Diante destes números impressionantes, 26 revistas podem ser consideradas verdadeiros fenômenos, já que granjeiam mais de 200 mil downloads somente em 2021 e se somarmos as que tiveram mais de 100 mil, o número elevar-se-á a 69. Tomemos o primeiro caso:
Periódico | Downloads | Acessos |
---|---|---|
Medicina (Ribeirão Preto) | 1.596.006 | 1.657.401 |
Revista de Medicina | 1.060.550 | 1.130.011 |
Revista USP | 892.530 | 997.304 |
Revista de História | 828.384 | 901.867 |
Revista da Faculdade de Direito | 763.542 | 801.270 |
Brazilian Journal of Veterinary Research and Animal Science | 476.124 | 510.398 |
Acta Fisiátrica | 452.572 | 480.458 |
Revista de Terapia Ocupacional da USP | 376.452 | 415.181 |
GEOUSP | 375. 528 | 412.042 |
Revista de Antropologia | 372.616 | 429.162 |
Journal of Human Growth and Development | 304.711 | 320.931 |
Cadernos de Campo | 302.850 | 331.086 |
Revista Brasileira de Educação Física e Esporte | 277.872 | 334.130 |
Revista de Saúde Pública | 273.267 | 289.226 |
Revista de Direito Sanitário | 267.965 | 291.291 |
MATRIZes | 253.542 | 295.891 |
Estudos Avançados | 249.148 | 302.813 |
Revista do Departamento de Geografia | 246.575 | 273.986 |
Fisioterapia e Pesquisa | 246.175 | 262.631 |
Revista Turismo em Análise | 238.929 | 264.192 |
Pós. (FAUUSP) | 233.787 | 263.834 |
Comunicação & Educação | 230.506 | 261.838 |
Revista do Instituto de Estudos Brasileiros | 221.763 | 254.858 |
Organicom | 220.915 | 263.257 |
Estilos da Clínica | 218.433 | 243.146 |
Anagrama | 206.274 | 218.218 |
Periódicos com mais de 200 mil downloads e acessos em 2021
Diante destes números, alguma reflexão importa. Caso essas revistas fossem apenas impressas em papel, teríamos este alcance? Este interesse? Parece-me que o “não” é uma resposta prudente. Entretanto, é lógico que todos aqueles que gostam de publicações têm apreço pelo texto impresso, mas é inquestionável sua desvalorização não só sob a perspectiva da sustentabilidade, como também sob a do impacto.
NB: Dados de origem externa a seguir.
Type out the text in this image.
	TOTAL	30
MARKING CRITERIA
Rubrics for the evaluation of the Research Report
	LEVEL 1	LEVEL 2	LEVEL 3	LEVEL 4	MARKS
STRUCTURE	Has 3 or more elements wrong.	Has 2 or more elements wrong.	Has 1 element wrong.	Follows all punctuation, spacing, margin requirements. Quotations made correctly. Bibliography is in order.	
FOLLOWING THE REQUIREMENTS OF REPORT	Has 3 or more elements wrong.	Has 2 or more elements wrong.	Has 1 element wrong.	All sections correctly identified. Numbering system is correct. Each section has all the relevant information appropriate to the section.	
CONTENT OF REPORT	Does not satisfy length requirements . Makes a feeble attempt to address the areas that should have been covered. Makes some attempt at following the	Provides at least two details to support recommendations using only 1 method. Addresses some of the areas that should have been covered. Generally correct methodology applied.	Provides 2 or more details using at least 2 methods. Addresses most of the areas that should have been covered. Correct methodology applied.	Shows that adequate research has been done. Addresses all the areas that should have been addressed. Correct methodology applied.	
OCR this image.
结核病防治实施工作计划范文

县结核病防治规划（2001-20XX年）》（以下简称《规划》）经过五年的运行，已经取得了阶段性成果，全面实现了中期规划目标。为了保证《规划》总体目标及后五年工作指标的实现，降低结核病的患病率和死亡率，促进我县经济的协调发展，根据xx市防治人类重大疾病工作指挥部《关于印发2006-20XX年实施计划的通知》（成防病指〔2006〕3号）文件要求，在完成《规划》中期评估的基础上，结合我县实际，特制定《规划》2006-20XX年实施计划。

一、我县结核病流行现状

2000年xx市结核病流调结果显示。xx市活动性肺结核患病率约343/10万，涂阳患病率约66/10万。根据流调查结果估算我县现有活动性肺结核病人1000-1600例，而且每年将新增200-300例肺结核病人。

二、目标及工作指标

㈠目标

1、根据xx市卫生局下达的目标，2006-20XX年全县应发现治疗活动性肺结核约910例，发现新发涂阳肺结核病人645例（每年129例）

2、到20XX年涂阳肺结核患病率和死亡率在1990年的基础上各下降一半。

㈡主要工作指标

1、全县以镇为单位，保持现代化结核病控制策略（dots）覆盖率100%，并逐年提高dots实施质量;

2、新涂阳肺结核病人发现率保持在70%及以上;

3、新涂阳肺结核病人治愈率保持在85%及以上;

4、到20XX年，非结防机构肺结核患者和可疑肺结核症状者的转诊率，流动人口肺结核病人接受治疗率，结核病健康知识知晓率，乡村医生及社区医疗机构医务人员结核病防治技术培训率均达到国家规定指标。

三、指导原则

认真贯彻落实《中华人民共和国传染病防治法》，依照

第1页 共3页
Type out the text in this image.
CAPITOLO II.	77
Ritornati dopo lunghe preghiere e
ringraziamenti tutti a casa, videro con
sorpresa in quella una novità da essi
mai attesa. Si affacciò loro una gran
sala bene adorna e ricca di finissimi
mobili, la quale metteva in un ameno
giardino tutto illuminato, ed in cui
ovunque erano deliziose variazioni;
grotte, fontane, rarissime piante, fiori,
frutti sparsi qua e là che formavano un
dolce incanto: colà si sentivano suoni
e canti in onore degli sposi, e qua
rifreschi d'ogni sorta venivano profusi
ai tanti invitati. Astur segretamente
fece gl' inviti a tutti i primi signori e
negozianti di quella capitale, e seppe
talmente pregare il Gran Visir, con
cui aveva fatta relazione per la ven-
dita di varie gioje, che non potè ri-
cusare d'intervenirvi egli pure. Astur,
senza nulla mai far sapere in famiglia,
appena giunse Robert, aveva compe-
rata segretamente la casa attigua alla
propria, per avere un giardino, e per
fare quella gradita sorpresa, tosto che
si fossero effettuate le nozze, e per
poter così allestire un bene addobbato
Hoje, na USP, as publicações científicas devem obrigatoriamente insistir na política de valorização do meio digital como nas grandes universidades de classe mundial, porém com uma distinção: nós somos favoráveis majoritariamente ao livre acesso, logo nossa obrigação é valorizá-las e financiá-las, operando-as como patrimônio científico-cultural, curatorialmente tratado de forma sistêmica e equânime pelas bibliotecas e pela Agência de Bibliotecas e Coleções Digitais (ABCD). Afora que a ABCD, como programaticamente defensora da agenda 2030 da ONU e seus ODSs, não pode incentivar o uso do papel.
Outra questão é a diversificação do conhecimento nelas encerrado. Todas as áreas estão contempladas. Isto denota claramente o caráter universalista da USP. Mais do que isso, demonstra cabalmente que o lugar da ABCD é a equidade entre áreas. É visível notar que entre nós a excelência se espraia, se dissemina em publicações.
Isso que acabo de relatar a respeito da Portal de Revistas da USP é apenas uma pequenina amostra dos serviços, da respeitabilidade das Bibliotecas e da sua Agência aglutinadora sistêmica de ações. Servimos aos fins da USP maior e não há maioridade sem o compromisso com a democratização do conhecimento.